- Created by: Robert Lantos
- Starring: Patrick Bauchau Domini Blythe Jonathan Crombie Guylaine St-Onge Catherine Colvey
- Country of origin: Canada
- No. of episodes: 16

Production
- Running time: 60 minutes

Original release
- Network: CTV
- Release: January 3 – May 24, 1988

= Mount Royal (TV series) =

Mount Royal is a Canadian prime time television soap opera that aired on CTV. It premiered January 3, 1988 with a two-hour episode. The series starred Patrick Bauchau and Domini Blythe. It is said to be Canada's answer to the American soap opera Dynasty.

==Setting==
The series was set in an upscale Montreal neighbourhood. It followed the Valeur family. Andre Valeur his wife Katherine and their three children Danielle, Stefanie and Rob. The Valeur family not only had a home in Montreal but also in Paris and they spent much time there during the show's short run.

==Production==
The series was produced by CTV, Alliance Communications and the French production company Société Française de Production.

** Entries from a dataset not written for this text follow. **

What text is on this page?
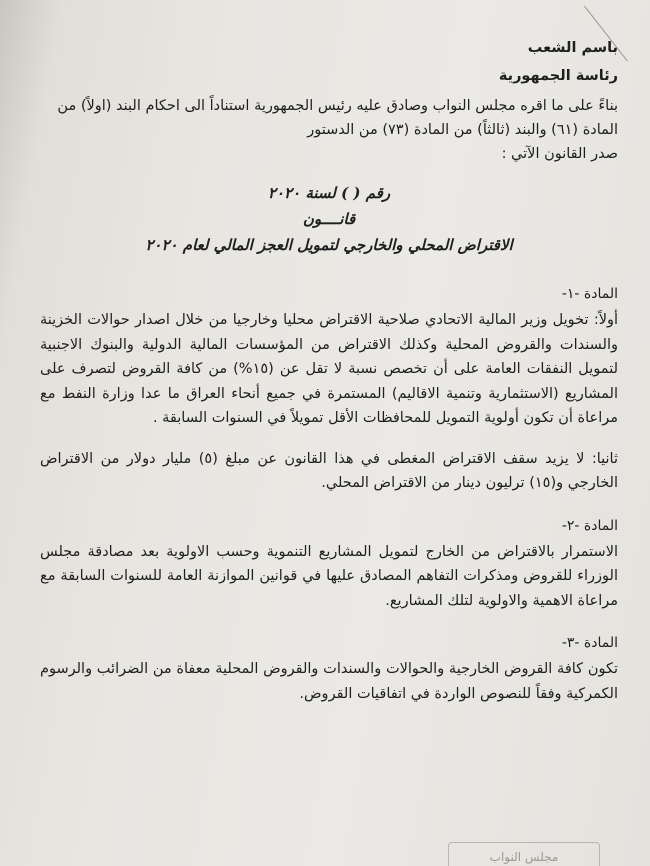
باسم الشعب
رئاسة الجمهورية
بناءً على ما اقره مجلس النواب وصادق عليه رئيس الجمهورية استناداً الى احكام البند (اولاً) من
المادة (٦١) والبند (ثالثاً) من المادة (٧٣) من الدستور
صدر القانون الآتي :
رقم ( ) لسنة ٢٠٢٠
قانــــون
الاقتراض المحلي والخارجي لتمويل العجز المالي لعام ٢٠٢٠
المادة -١-
أولاً: تخويل وزير المالية الاتحادي صلاحية الاقتراض محليا وخارجيا من خلال اصدار حوالات الخزينة والسندات والقروض المحلية وكذلك الاقتراض من المؤسسات المالية الدولية والبنوك الاجنبية لتمويل النفقات العامة على أن تخصص نسبة لا تقل عن (١٥%) من كافة القروض لتصرف على المشاريع (الاستثمارية وتنمية الاقاليم) المستمرة في جميع أنحاء العراق ما عدا وزارة النفط مع مراعاة أن تكون أولوية التمويل للمحافظات الأقل تمويلاً في السنوات السابقة .
ثانيا: لا يزيد سقف الاقتراض المغطى في هذا القانون عن مبلغ (٥) مليار دولار من الاقتراض الخارجي و(١٥) ترليون دينار من الاقتراض المحلي.
المادة -٢-
الاستمرار بالاقتراض من الخارج لتمويل المشاريع التنموية وحسب الاولوية بعد مصادقة مجلس الوزراء للقروض ومذكرات التفاهم المصادق عليها في قوانين الموازنة العامة للسنوات السابقة مع مراعاة الاهمية والاولوية لتلك المشاريع.
المادة -٣-
تكون كافة القروض الخارجية والحوالات والسندات والقروض المحلية معفاة من الضرائب والرسوم الكمركية وفقاً للنصوص الواردة في اتفاقيات القروض.
مجلس النواب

It was filmed in both Montreal and Paris and at the time was one of the most expensive Canadian television productions, with a budget of $17 million.

==Awards==
The show won a Gemini Award for best guest star thanks to Martha Henry's performance. It was also nominated for four other Gemini Awards, including best music composition and best lead actor in a continuing dramatic role.

==Music==
The show's theme song, titled "The Power and the Glory", was sung by Sherry Kean and Alfie Zappacosta. It was released as a single in 1988 on Attic Records, but failed to chart.